Corey and I first heard those words in the E.R. when Lynnea was seven days old. We knew throughout her life that there was a very real chance that we would outlive her. I remember the first time we spoke about this to each other. We were driving back to the hospital to be with her after my six week postpartum check up. We desperately hoped that this fear would never become reality, but we couldn't ignore the fact that her heart defect meant that there was a very real chance that it would.
That's what comes along with the words, "We think there is something wrong with your baby's heart." One out of every hundred babies is born with a congenital heart defect. This means that in the U.S. approximately 40,000 sets of parents have to hear those words, and 4,000 of those families will never get to have a birthday party for their babies. Congenital heart defects are the most common type of birth defect worldwide, and the leading cause of defect-related infant deaths. Sometimes these defects are diagnosed prenatally, sometimes they are missed. Some require one open heart surgery; some require several; some require only close monitoring by a cardiologist. All of them are very scary for the parents.
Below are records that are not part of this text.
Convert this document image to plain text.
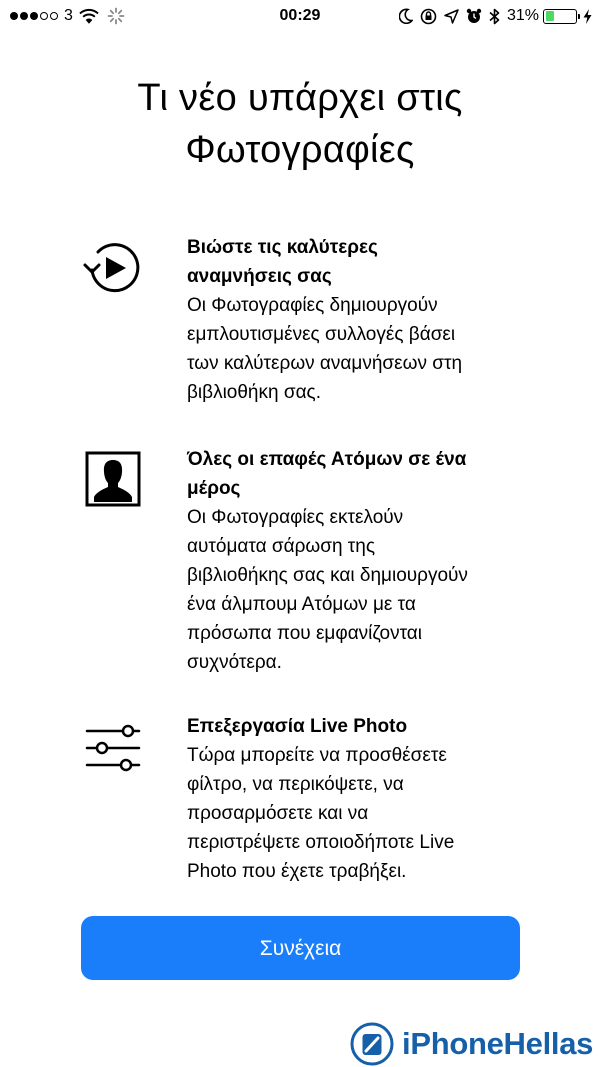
3	00:29	31%
Τι νέο υπάρχει στις
Φωτογραφίες

Βιώστε τις καλύτερες
αναμνήσεις σας

Οι Φωτογραφίες δημιουργούν
εμπλουτισμένες συλλογές βάσει
των καλύτερων αναμνήσεων στη
βιβλιοθήκη σας.

Όλες οι επαφές Ατόμων σε ένα
μέρος

Οι Φωτογραφίες εκτελούν
αυτόματα σάρωση της
βιβλιοθήκης σας και δημιουργούν
ένα άλμπουμ Ατόμων με τα
πρόσωπα που εμφανίζονται
συχνότερα.

Επεξεργασία Live Photo

Τώρα μπορείτε να προσθέσετε
φίλτρο, να περικόψετε, να
προσαρμόσετε και να
περιστρέψετε οποιοδήποτε Live
Photo που έχετε τραβήξει.

Συνέχεια
iPhoneHellas
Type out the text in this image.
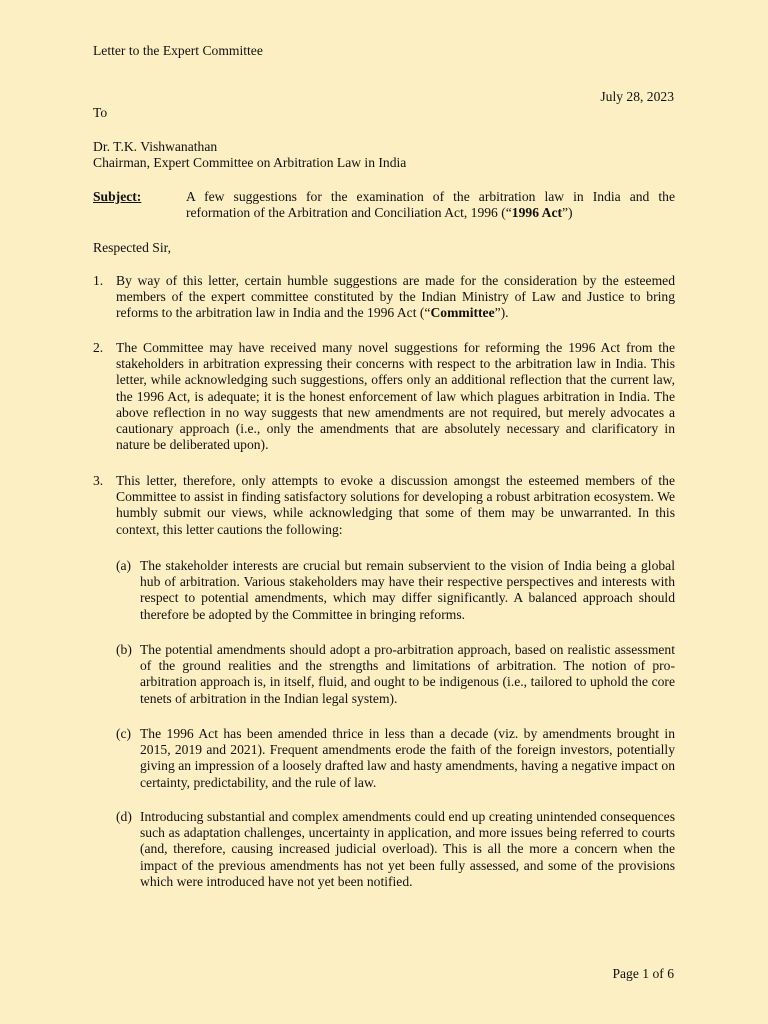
Letter to the Expert Committee
July 28, 2023
To
Dr. T.K. Vishwanathan
Chairman, Expert Committee on Arbitration Law in India
Subject:	A few suggestions for the examination of the arbitration law in India and the
reformation of the Arbitration and Conciliation Act, 1996 (“1996 Act”)
Respected Sir,
1. By way of this letter, certain humble suggestions are made for the consideration by the esteemed members of the expert committee constituted by the Indian Ministry of Law and Justice to bring reforms to the arbitration law in India and the 1996 Act (“Committee”).
2. The Committee may have received many novel suggestions for reforming the 1996 Act from the stakeholders in arbitration expressing their concerns with respect to the arbitration law in India. This letter, while acknowledging such suggestions, offers only an additional reflection that the current law, the 1996 Act, is adequate; it is the honest enforcement of law which plagues arbitration in India. The above reflection in no way suggests that new amendments are not required, but merely advocates a cautionary approach (i.e., only the amendments that are absolutely necessary and clarificatory in nature be deliberated upon).
3. This letter, therefore, only attempts to evoke a discussion amongst the esteemed members of the Committee to assist in finding satisfactory solutions for developing a robust arbitration ecosystem. We humbly submit our views, while acknowledging that some of them may be unwarranted. In this context, this letter cautions the following:
(a) The stakeholder interests are crucial but remain subservient to the vision of India being a global hub of arbitration. Various stakeholders may have their respective perspectives and interests with respect to potential amendments, which may differ significantly. A balanced approach should therefore be adopted by the Committee in bringing reforms.
(b) The potential amendments should adopt a pro-arbitration approach, based on realistic assessment of the ground realities and the strengths and limitations of arbitration. The notion of pro-arbitration approach is, in itself, fluid, and ought to be indigenous (i.e., tailored to uphold the core tenets of arbitration in the Indian legal system).
(c) The 1996 Act has been amended thrice in less than a decade (viz. by amendments brought in 2015, 2019 and 2021). Frequent amendments erode the faith of the foreign investors, potentially giving an impression of a loosely drafted law and hasty amendments, having a negative impact on certainty, predictability, and the rule of law.
(d) Introducing substantial and complex amendments could end up creating unintended consequences such as adaptation challenges, uncertainty in application, and more issues being referred to courts (and, therefore, causing increased judicial overload). This is all the more a concern when the impact of the previous amendments has not yet been fully assessed, and some of the provisions which were introduced have not yet been notified.
Page 1 of 6
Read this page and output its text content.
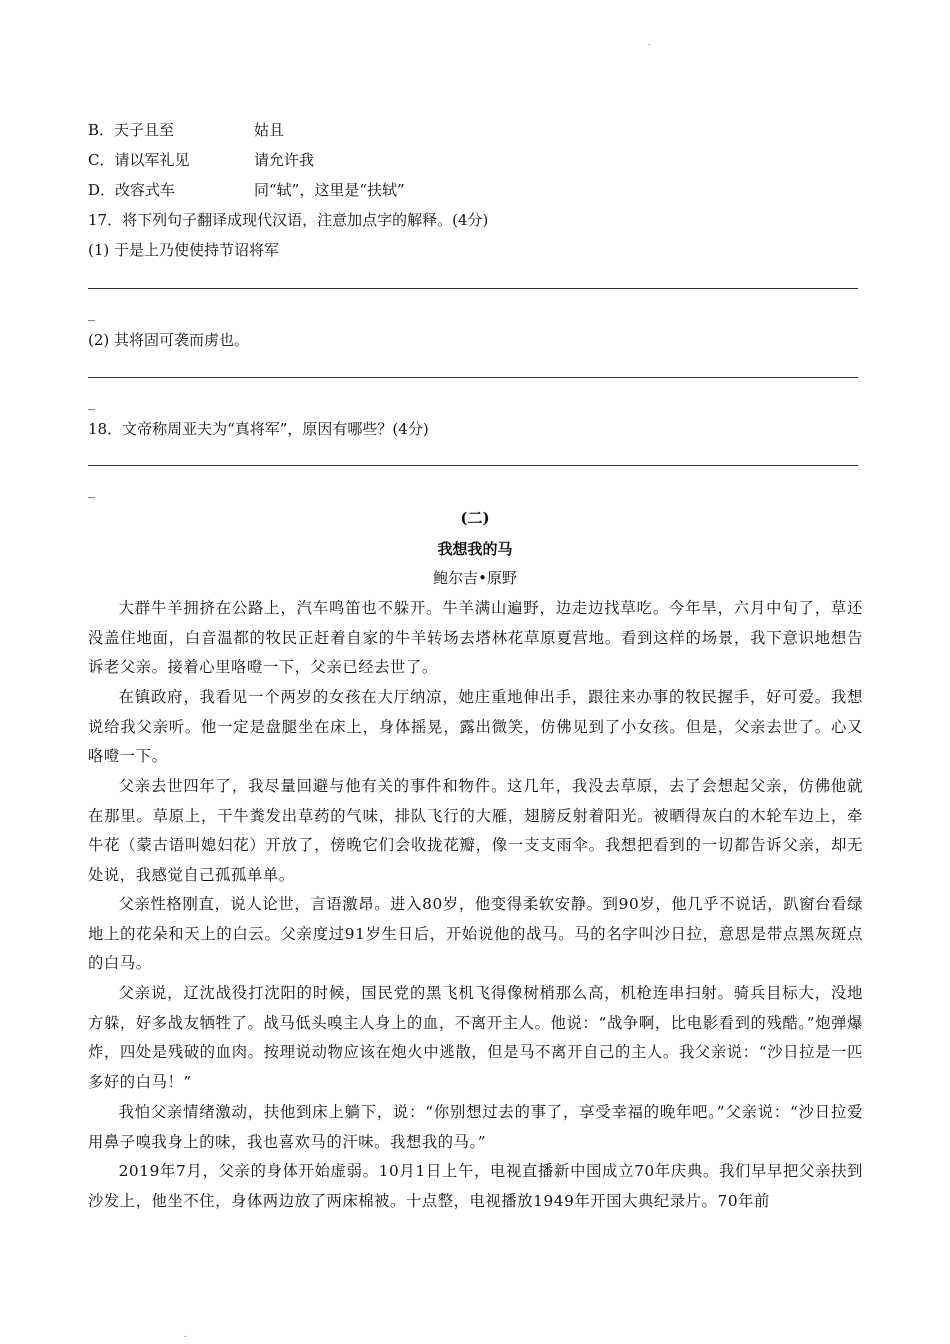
.
B．天子且至	姑且
C．请以军礼见	请允许我
D．改容式车	同“轼”，这里是“扶轼”
17．将下列句子翻译成现代汉语，注意加点字的解释。(4分)
(1) 于是上乃使使持节诏将军
_
(2) 其将固可袭而虏也。
_
18．文帝称周亚夫为“真将军”，原因有哪些？(4分)
_
(二)
我想我的马
鲍尔吉•原野

大群牛羊拥挤在公路上，汽车鸣笛也不躲开。牛羊满山遍野，边走边找草吃。今年旱，六月中旬了，草还没盖住地面，白音温都的牧民正赶着自家的牛羊转场去塔林花草原夏营地。看到这样的场景，我下意识地想告诉老父亲。接着心里咯噔一下，父亲已经去世了。

在镇政府，我看见一个两岁的女孩在大厅纳凉，她庄重地伸出手，跟往来办事的牧民握手，好可爱。我想说给我父亲听。他一定是盘腿坐在床上，身体摇晃，露出微笑，仿佛见到了小女孩。但是，父亲去世了。心又咯噔一下。

父亲去世四年了，我尽量回避与他有关的事件和物件。这几年，我没去草原，去了会想起父亲，仿佛他就在那里。草原上，干牛粪发出草药的气味，排队飞行的大雁，翅膀反射着阳光。被晒得灰白的木轮车边上，牵牛花（蒙古语叫媳妇花）开放了，傍晚它们会收拢花瓣，像一支支雨伞。我想把看到的一切都告诉父亲，却无处说，我感觉自己孤孤单单。

父亲性格刚直，说人论世，言语激昂。进入80岁，他变得柔软安静。到90岁，他几乎不说话，趴窗台看绿地上的花朵和天上的白云。父亲度过91岁生日后，开始说他的战马。马的名字叫沙日拉，意思是带点黑灰斑点的白马。

父亲说，辽沈战役打沈阳的时候，国民党的黑飞机飞得像树梢那么高，机枪连串扫射。骑兵目标大，没地方躲，好多战友牺牲了。战马低头嗅主人身上的血，不离开主人。他说：“战争啊，比电影看到的残酷。”炮弹爆炸，四处是残破的血肉。按理说动物应该在炮火中逃散，但是马不离开自己的主人。我父亲说：“沙日拉是一匹多好的白马！”

我怕父亲情绪激动，扶他到床上躺下，说：“你别想过去的事了，享受幸福的晚年吧。”父亲说：“沙日拉爱用鼻子嗅我身上的味，我也喜欢马的汗味。我想我的马。”

2019年7月，父亲的身体开始虚弱。10月1日上午，电视直播新中国成立70年庆典。我们早早把父亲扶到沙发上，他坐不住，身体两边放了两床棉被。十点整，电视播放1949年开国大典纪录片。70年前

.
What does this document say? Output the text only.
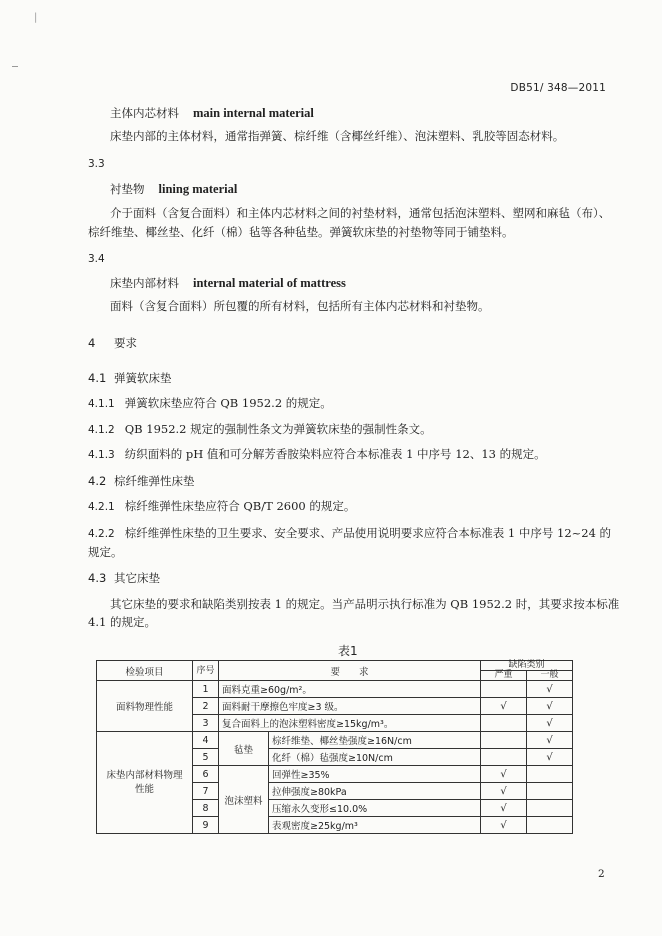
|
DB51/ 348—2011
主体内芯材料 main internal material
床垫内部的主体材料，通常指弹簧、棕纤维（含椰丝纤维）、泡沫塑料、乳胶等固态材料。
3.3
衬垫物 lining material
介于面料（含复合面料）和主体内芯材料之间的衬垫材料，通常包括泡沫塑料、塑网和麻毡（布）、
棕纤维垫、椰丝垫、化纤（棉）毡等各种毡垫。弹簧软床垫的衬垫物等同于铺垫料。
3.4
床垫内部材料 internal material of mattress
面料（含复合面料）所包覆的所有材料，包括所有主体内芯材料和衬垫物。
4 要求
4.1 弹簧软床垫
4.1.1 弹簧软床垫应符合 QB 1952.2 的规定。
4.1.2 QB 1952.2 规定的强制性条文为弹簧软床垫的强制性条文。
4.1.3 纺织面料的 pH 值和可分解芳香胺染料应符合本标准表 1 中序号 12、13 的规定。
4.2 棕纤维弹性床垫
4.2.1 棕纤维弹性床垫应符合 QB/T 2600 的规定。
4.2.2 棕纤维弹性床垫的卫生要求、安全要求、产品使用说明要求应符合本标准表 1 中序号 12~24 的
规定。
4.3 其它床垫
其它床垫的要求和缺陷类别按表 1 的规定。当产品明示执行标准为 QB 1952.2 时，其要求按本标准
4.1 的规定。
表1
检验项目	序号	要　　求		缺陷类别	
				严重	一般
面料物理性能	1	面料克重≥60g/m²。			√
	2	面料耐干摩擦色牢度≥3 级。		√	√
	3	复合面料上的泡沫塑料密度≥15kg/m³。			√
床垫内部材料物理性能	4	毡垫	棕纤维垫、椰丝垫强度≥16N/cm		√
	5		化纤（棉）毡强度≥10N/cm		√
	6	泡沫塑料	回弹性≥35%	√	
	7		拉伸强度≥80kPa	√	
	8		压缩永久变形≤10.0%	√	
	9		表观密度≥25kg/m³	√	
2
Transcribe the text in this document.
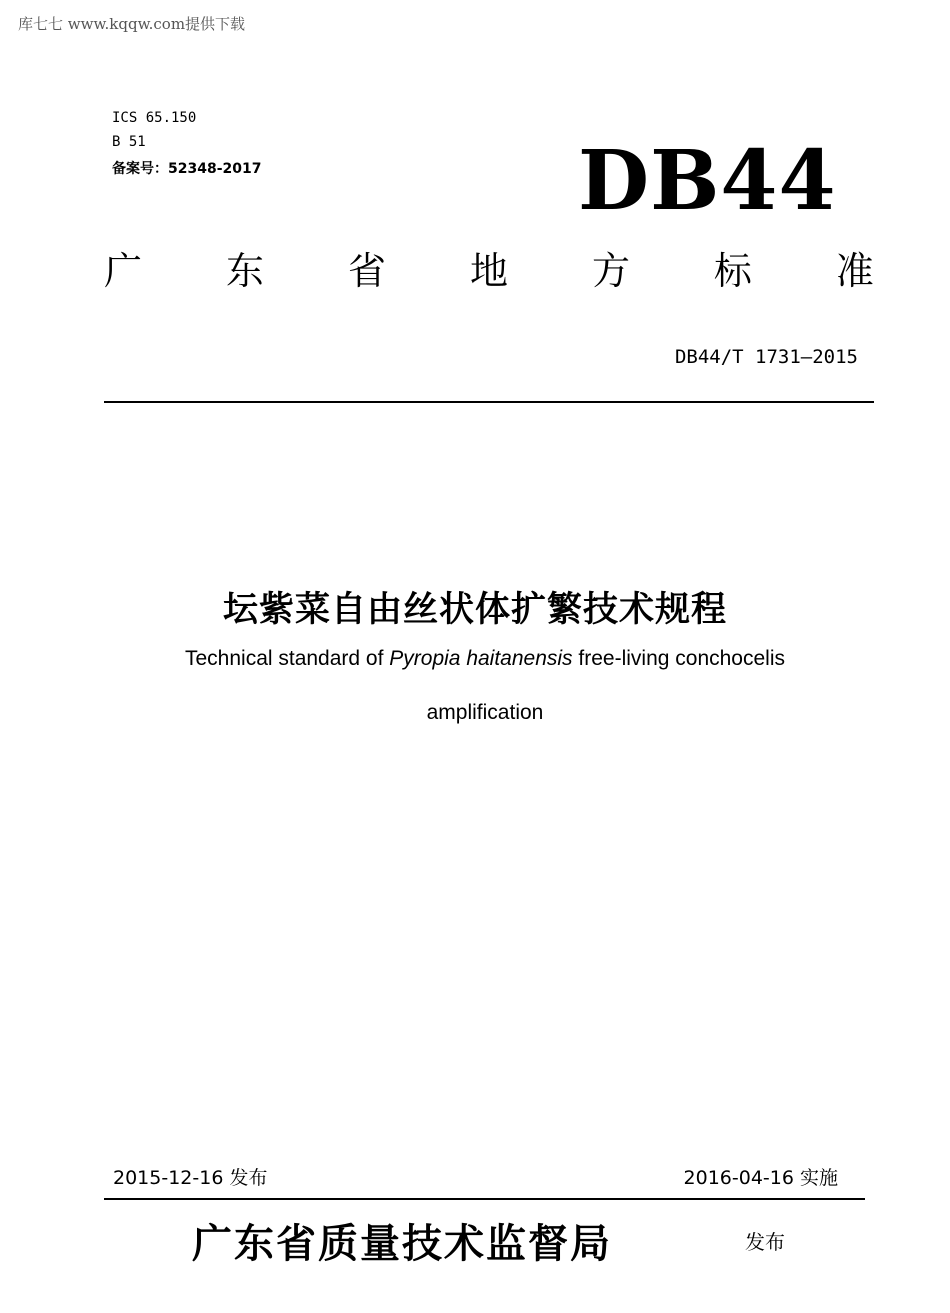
库七七 www.kqqw.com提供下载
ICS 65.150
B 51
备案号：52348-2017	DB44
广 东 省 地 方 标 准
DB44/T 1731—2015
坛紫菜自由丝状体扩繁技术规程
Technical standard of Pyropia haitanensis free-living conchocelis
amplification
2015-12-16 发布	2016-04-16 实施
广东省质量技术监督局	发布
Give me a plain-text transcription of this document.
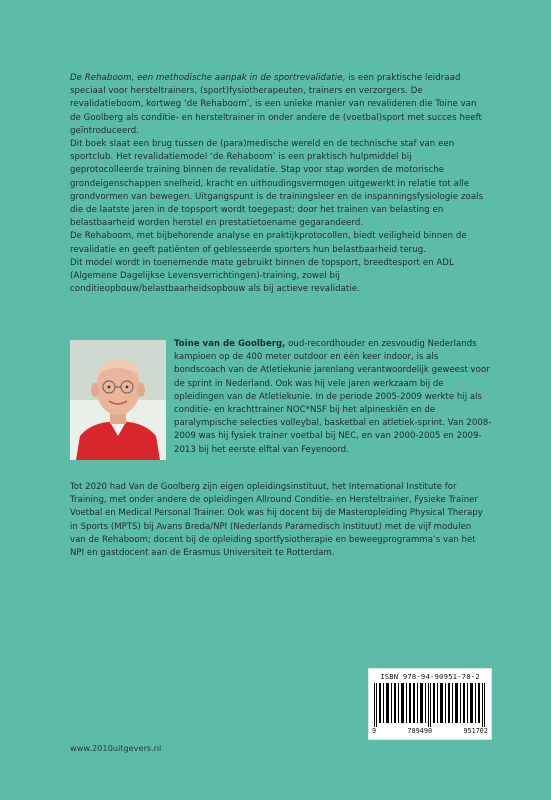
De Rehaboom, een methodische aanpak in de sportrevalidatie, is een praktische leidraad speciaal voor hersteltrainers, (sport)fysiotherapeuten, trainers en verzorgers. De revalidatieboom, kortweg ‘de Rehaboom’, is een unieke manier van revalideren die Toine van de Goolberg als conditie- en hersteltrainer in onder andere de (voetbal)sport met succes heeft geïntroduceerd.

Dit boek slaat een brug tussen de (para)medische wereld en de technische staf van een sportclub. Het revalidatiemodel ‘de Rehaboom’ is een praktisch hulpmiddel bij geprotocolleerde training binnen de revalidatie. Stap voor stap worden de motorische grondeigenschappen snelheid, kracht en uithoudingsvermogen uitgewerkt in relatie tot alle grondvormen van bewegen. Uitgangspunt is de trainingsleer en de inspanningsfysiologie zoals die de laatste jaren in de topsport wordt toegepast; door het trainen van belasting en belastbaarheid worden herstel en prestatietoename gegarandeerd.

De Rehaboom, met bijbehorende analyse en praktijkprotocollen, biedt veiligheid binnen de revalidatie en geeft patiënten of geblesseerde sporters hun belastbaarheid terug.

Dit model wordt in toenemende mate gebruikt binnen de topsport, breedtesport en ADL (Algemene Dagelijkse Levensverrichtingen)-training, zowel bij conditieopbouw/belastbaarheidsopbouw als bij actieve revalidatie.

Toine van de Goolberg, oud-recordhouder en zesvoudig Nederlands kampioen op de 400 meter outdoor en één keer indoor, is als bondscoach van de Atletiekunie jarenlang verantwoordelijk geweest voor de sprint in Nederland. Ook was hij vele jaren werkzaam bij de opleidingen van de Atletiekunie. In de periode 2005-2009 werkte hij als conditie- en krachttrainer NOC*NSF bij het alpineskiën en de paralympische selecties volleybal, basketbal en atletiek-sprint. Van 2008-2009 was hij fysiek trainer voetbal bij NEC, en van 2000-2005 en 2009-2013 bij het eerste elftal van Feyenoord.

Tot 2020 had Van de Goolberg zijn eigen opleidingsinstituut, het International Institute for Training, met onder andere de opleidingen Allround Conditie- en Hersteltrainer, Fysieke Trainer Voetbal en Medical Personal Trainer. Ook was hij docent bij de Masteropleiding Physical Therapy in Sports (MPTS) bij Avans Breda/NPI (Nederlands Paramedisch Instituut) met de vijf modulen van de Rehaboom; docent bij de opleiding sportfysiotherapie en beweegprogramma’s van het NPI en gastdocent aan de Erasmus Universiteit te Rotterdam.

ISBN 978-94-90951-70-2
9	789490	951702
www.2010uitgevers.nl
February 7-14 is CHD Awareness Week. Awareness brings funding (nearly twice as many children die from Congenital Heart Defects in the United States each year as from all forms of childhood cancers combined, yet funding for pediatric cancer research is five times higher than funding for Congenital Heart Defects), which is an important part of finding treatments for these heart conditions, but awareness isn't just about raising money. It is also a way of increasing support for families that are faced with devastating news and challenging situations.
Awareness is also about detecting and diagnosing congenital heart defects earlier, rather than later. When babies are born, there is a whole panel of things that make up standard newborn screening -- their hearing is checked, a heel-prick is done to check for PKU, etc. Some of these tests, like the hearing test, are non-invasive and painless for the baby, while others, like the heel-prick hurt. Screening for heart defects can be done with a simple non-invasive test (pulse oximetry) that causes no harm or pain to the baby. Currently, this is not standard practice at every hospital in the U.S. There is work being done on the governmental level to make this screening a standard part of newborn care, but changing policies takes time. For us, Lynnea's defect was not diagnosed prenatally, or in the hospital after birth; in fact, we were sent home with her believing that we had a perfectly healthy newborn. If I had known about pulse oximetry at the time, I would have asked for it, and her condition would have been diagnosed much sooner, saving us from the emotional mayhem of that night in the emergency room. This is why awareness is so important. Awareness can save lives.